Architecture & Design Project Series:
The House that Herman Built

October 12 – December 8, 2007

Curated by Joseph del Pesco

A colored pencil rendering of a prison cell is contained inside a rectangular box with rounded edges, floating on a white lined sheet of paper. A pink heart in motion extends beyond the confines of the cell and onto lined paper.
Herman Wallace. Drawing. [A colored pencil rendering of a prison cell is contained inside a rectangular box with rounded edges, floating on a white lined sheet of paper. A pink heart in motion extends beyond the confines of the cell and onto lined paper.]

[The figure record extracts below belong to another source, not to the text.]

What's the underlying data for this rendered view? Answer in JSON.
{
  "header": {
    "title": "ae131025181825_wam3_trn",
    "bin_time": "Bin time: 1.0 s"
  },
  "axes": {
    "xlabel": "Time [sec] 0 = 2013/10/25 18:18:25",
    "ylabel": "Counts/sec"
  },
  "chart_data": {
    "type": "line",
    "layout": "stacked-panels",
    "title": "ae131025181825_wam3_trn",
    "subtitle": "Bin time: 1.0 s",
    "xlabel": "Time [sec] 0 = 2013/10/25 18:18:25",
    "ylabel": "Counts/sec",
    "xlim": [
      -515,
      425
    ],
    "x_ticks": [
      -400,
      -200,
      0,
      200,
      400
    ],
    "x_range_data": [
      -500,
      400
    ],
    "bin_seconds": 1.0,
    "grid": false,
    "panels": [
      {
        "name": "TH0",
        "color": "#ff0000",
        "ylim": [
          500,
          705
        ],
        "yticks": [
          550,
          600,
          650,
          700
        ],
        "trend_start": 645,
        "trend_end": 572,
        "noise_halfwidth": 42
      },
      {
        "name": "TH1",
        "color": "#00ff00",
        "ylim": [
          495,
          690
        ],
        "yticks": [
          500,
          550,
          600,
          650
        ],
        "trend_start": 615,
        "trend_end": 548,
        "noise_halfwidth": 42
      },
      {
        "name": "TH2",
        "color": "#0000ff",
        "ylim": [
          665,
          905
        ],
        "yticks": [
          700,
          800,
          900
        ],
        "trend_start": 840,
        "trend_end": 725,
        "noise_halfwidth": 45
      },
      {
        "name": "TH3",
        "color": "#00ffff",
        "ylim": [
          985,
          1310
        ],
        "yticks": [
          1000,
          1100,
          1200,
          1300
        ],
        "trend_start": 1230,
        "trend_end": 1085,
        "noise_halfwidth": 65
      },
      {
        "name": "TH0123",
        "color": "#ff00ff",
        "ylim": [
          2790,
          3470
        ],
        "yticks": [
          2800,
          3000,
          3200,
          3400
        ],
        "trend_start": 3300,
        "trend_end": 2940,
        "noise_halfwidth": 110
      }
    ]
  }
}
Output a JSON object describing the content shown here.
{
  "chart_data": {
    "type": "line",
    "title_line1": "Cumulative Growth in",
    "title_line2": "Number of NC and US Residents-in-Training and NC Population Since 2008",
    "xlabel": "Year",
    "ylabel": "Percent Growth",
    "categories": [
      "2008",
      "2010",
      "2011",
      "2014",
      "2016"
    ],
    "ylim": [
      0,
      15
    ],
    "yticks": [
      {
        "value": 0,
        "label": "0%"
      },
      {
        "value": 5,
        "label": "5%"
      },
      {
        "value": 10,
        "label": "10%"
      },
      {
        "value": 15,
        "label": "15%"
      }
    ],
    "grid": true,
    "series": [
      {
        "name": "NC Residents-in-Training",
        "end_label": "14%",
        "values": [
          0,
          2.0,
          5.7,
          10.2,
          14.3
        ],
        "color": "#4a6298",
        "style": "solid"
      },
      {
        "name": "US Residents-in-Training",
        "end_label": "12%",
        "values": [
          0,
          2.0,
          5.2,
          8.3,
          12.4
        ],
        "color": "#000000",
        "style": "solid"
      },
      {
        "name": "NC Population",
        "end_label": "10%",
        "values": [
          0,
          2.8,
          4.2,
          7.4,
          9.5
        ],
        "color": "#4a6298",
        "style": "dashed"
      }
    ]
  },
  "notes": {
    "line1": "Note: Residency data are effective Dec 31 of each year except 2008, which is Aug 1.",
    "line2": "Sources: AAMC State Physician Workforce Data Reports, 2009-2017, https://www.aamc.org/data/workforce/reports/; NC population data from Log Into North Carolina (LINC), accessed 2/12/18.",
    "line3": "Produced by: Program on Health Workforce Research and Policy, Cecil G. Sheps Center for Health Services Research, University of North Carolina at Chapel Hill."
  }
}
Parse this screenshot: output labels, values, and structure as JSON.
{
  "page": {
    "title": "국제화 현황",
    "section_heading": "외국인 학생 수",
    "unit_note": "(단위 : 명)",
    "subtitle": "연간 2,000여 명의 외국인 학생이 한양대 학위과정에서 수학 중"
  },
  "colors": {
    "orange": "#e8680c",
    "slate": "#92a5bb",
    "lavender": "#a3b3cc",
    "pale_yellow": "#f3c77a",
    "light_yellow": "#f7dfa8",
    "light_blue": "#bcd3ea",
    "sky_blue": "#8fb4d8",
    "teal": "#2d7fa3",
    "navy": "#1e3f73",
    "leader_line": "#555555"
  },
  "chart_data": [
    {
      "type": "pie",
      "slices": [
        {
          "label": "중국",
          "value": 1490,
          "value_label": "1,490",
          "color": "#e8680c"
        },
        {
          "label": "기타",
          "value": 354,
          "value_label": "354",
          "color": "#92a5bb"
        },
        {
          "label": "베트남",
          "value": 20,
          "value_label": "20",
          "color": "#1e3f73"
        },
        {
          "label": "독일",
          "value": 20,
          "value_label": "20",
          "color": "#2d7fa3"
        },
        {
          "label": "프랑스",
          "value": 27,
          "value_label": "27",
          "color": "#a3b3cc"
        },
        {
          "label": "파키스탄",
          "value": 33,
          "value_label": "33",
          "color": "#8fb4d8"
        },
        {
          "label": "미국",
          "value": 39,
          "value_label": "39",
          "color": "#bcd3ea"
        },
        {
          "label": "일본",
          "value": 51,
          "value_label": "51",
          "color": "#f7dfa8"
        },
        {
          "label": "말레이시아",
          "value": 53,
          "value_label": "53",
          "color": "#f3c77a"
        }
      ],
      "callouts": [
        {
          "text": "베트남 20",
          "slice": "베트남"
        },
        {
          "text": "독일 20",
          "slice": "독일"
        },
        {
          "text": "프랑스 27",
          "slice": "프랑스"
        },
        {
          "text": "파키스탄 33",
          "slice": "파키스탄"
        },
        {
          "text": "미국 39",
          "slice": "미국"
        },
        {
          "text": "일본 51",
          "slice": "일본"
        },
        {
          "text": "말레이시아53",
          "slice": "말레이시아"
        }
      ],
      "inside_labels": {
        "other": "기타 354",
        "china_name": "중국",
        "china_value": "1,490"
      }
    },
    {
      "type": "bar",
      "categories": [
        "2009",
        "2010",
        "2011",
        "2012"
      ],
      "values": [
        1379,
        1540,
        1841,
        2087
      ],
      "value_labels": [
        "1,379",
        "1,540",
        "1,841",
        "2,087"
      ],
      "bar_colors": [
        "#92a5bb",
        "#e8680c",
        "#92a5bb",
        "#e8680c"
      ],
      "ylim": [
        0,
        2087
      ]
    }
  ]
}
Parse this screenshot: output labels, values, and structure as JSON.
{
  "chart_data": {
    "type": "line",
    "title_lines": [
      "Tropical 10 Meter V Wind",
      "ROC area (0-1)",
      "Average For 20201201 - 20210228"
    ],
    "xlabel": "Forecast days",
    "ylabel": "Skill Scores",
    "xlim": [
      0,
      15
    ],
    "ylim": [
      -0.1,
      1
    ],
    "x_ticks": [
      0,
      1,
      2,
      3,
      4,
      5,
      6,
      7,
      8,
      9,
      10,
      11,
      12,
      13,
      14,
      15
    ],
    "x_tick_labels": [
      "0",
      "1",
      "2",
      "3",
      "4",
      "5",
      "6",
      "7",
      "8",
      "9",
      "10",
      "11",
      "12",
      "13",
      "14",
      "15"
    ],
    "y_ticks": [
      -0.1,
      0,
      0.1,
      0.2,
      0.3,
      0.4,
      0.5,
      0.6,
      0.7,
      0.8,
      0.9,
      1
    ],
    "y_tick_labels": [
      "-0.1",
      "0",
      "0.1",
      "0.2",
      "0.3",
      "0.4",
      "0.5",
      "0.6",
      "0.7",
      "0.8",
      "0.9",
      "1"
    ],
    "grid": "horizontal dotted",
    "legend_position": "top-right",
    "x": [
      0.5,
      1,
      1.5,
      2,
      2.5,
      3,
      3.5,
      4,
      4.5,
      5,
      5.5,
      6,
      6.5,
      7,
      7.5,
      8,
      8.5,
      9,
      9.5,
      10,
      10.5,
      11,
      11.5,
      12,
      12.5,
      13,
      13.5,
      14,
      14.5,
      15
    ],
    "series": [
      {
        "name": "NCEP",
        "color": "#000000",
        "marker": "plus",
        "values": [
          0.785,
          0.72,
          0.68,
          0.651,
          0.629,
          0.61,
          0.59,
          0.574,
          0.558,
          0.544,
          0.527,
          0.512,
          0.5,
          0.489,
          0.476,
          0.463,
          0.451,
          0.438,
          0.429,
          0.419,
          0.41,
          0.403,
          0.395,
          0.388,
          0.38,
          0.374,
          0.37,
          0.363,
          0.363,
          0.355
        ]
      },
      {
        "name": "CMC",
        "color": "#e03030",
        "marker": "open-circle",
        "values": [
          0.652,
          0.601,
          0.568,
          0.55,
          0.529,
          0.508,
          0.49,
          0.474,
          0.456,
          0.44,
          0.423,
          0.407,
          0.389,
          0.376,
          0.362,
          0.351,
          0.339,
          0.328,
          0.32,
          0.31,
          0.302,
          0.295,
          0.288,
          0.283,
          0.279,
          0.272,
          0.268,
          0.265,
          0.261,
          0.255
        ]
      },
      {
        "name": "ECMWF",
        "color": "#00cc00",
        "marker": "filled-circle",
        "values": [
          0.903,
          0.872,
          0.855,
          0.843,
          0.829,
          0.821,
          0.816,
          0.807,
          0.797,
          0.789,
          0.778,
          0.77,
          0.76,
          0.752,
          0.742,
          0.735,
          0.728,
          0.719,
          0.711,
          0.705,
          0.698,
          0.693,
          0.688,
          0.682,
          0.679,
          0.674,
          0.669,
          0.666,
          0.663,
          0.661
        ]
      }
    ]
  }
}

The House that Herman Built involves a collaboration between the artist and activist Jackie Sumell and the inmate and Black Panther Herman Wallace. Their conversation took focus when, in 2002, Sumell asked Wallace the question: “What kind of a house does a man who has lived in a six-foot-by-nine-foot cell for over 30 years dream of?” Since then the project has grown into a publication, including 5 years of conversation with Wallace, an architectural fly-through video narrated by Robert King Wilkerson (also a member of the Angola 3, released in 2001), and exhibitions in Germany and Ireland. More recent developments include an article in the New York Times by Chris Colin, the production of blue-prints for the house by architect Scott Gustofson, and the beginning of a documentary film by Angad Bhalla.

For the exhibition at Artists Space, the first time the project as a whole will be exhibited in the United States, Sumell will present a timeline of their collaboration, a recreation of Herman’s cell, the fly-through video and other materials. A poster including the blueprints, and a conversation between exhibition curator Joseph del Pesco and Sumell will also be available.

Jackie Sumell (born 1973) is an American multidisciplinary artist and activist whose work interrogates the abuses of the American criminal justice system. Jackie Sumell’s work has been exhibited extensively throughout the United States and Europe, including at Project Row House, Houston; the American Visionary Art Museum, Baltimore; Royal College of Art, London; Akademie Schloss-Solitude, Stuttgart, Germany; St. Etienne Biennale, France; Alternator Gallery, Vancouver, British Columbia; Prospect 1, New Orleans; and ZKM, Karlsruhe, Germany.


Herman Wallace (born 1941) has lived in solitary confinement for more than 40 years in prison in Louisiana, longer than any other prisoner in U.S. history. Wallace, who became known as one of the “Angola 3,” was convicted of the 1972 murder of a prison guard.